Sen. Cynthia Villar, committee chair, criticized the government corporation for selling onions at exorbitant prices.
“They (the farmers) were driven to suicide because their debts had piled up and nobody is buying their onions. You should have pity on them,” Villar said.
But FTI president Robert Tan said they were selling onions at P500 a kilo to “stabilize” prices, which prompted the senator to remark: “You’re treating us as if we’re stupid with that kind of reasoning.” Villar also chastised Tan for raising prices before going on leave.
Demand can be met
Senate Minority Leader Aquilino Pimentel III, for his part, commended Ramon Silverio, chair of the provincial cooperative development council of Occidental Mindoro, after he assured the committee that onion farmers can meet the country’s demand.
“I am heartened by what I heard from Mr. Silverio, representing just one province—83,000 metric tons (MT), with the proper motivation and support… [onions] can be supplied by just one province,” Pimentel said.
Sen. JV Ejercito said he would file an amendment to the Anti-Agricultural Smuggling Act (Republic Act No. 10845) to include profiteering, operating a cartel and hoarding as criminal offenses. Ejercito was principal author of that 2016 law. Sen. Risa Hontiveros reiterated her opposition to the importation policy as she called for more “government assistance for irrigation… co-financing cold storage facilities [and] other key areas for improvement.”
“If left unchecked, importation is a double-edged sword, which can slash the already meager earnings of our local farmers and other agricultural workers,” she said.
Meanwhile, the United States’ Department of Agriculture (USDA) warned that the Philippines will not be able to meet its importation quota of 21,060 MT of onions, as specified by the country’s Department of Agriculture in its Jan. 6 memo to licensed importers.
In a Jan. 12 country report on the Philippines titled “Temporary Onion Import Plan Expected to Fail,” USDA said the memo’s “extreme conditions” on the importation of 17,100 MT of red onions and 3,960 MT of yellow onions “all but guarantee that it (the quota) will not be filled and likely will not come close to filling.”
Among the conditions specified by the DA’s memo were the limited period for importation (until Jan. 27), the limited number of clearances, the limited ports of entry, and the additional requirement of submitting liquidation reports to the Bureau of Plant Industry.

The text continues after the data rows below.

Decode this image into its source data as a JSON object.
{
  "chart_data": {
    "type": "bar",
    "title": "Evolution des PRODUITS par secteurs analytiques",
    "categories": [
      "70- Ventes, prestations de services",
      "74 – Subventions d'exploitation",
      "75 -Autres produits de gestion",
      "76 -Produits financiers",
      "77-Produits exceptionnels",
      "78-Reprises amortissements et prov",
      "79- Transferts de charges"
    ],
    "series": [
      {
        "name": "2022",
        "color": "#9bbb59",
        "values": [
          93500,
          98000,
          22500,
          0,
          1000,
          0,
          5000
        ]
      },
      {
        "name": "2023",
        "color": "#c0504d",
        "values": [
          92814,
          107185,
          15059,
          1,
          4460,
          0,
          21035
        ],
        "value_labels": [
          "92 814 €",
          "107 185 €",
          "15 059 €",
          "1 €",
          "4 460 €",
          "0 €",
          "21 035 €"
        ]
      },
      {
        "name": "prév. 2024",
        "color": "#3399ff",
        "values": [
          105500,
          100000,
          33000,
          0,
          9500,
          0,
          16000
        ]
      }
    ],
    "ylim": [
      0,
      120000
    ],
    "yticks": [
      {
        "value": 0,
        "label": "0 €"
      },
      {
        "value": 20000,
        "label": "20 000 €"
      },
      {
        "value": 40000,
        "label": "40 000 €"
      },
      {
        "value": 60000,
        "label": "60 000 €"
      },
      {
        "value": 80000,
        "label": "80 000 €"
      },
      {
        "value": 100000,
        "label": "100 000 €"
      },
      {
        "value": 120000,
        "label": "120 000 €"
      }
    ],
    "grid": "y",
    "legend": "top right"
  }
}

Furthermore, “[i]mported fresh onions are restricted from being stored anywhere other than the accredited cold storage facilities indicated in their [clearances]. Transfer to other cold stores is strictly prohibited. Red and yellow onions must also be stored in separate rooms,” the report said, citing the memo.
“This combination of factors will further impede the ability of imported onions to access and flow through the local supply chain,” it added.
The USDA report said further that, given the “limited volume and tight window of opportunity to apply for import permits [and] several other conditions… [all these will] reduce the likelihood that the…intended result of providing price relief to consumers [will be achieved].”
“Given the time restriction, proximity, and shipping lanes, the [memo] gives strong favor to Chinese exporters over to those in Europe and India,” said the report, which based that projection on imports between October 2021 and September 2022 during which “the Netherlands accounted for 48 percent of imports [to the Philippines], followed by China (30 percent) and India (22 percent).”
“[T]he government’s conditions greatly favor Chinese supplies despite China not being importers’ favored supplier,” it said.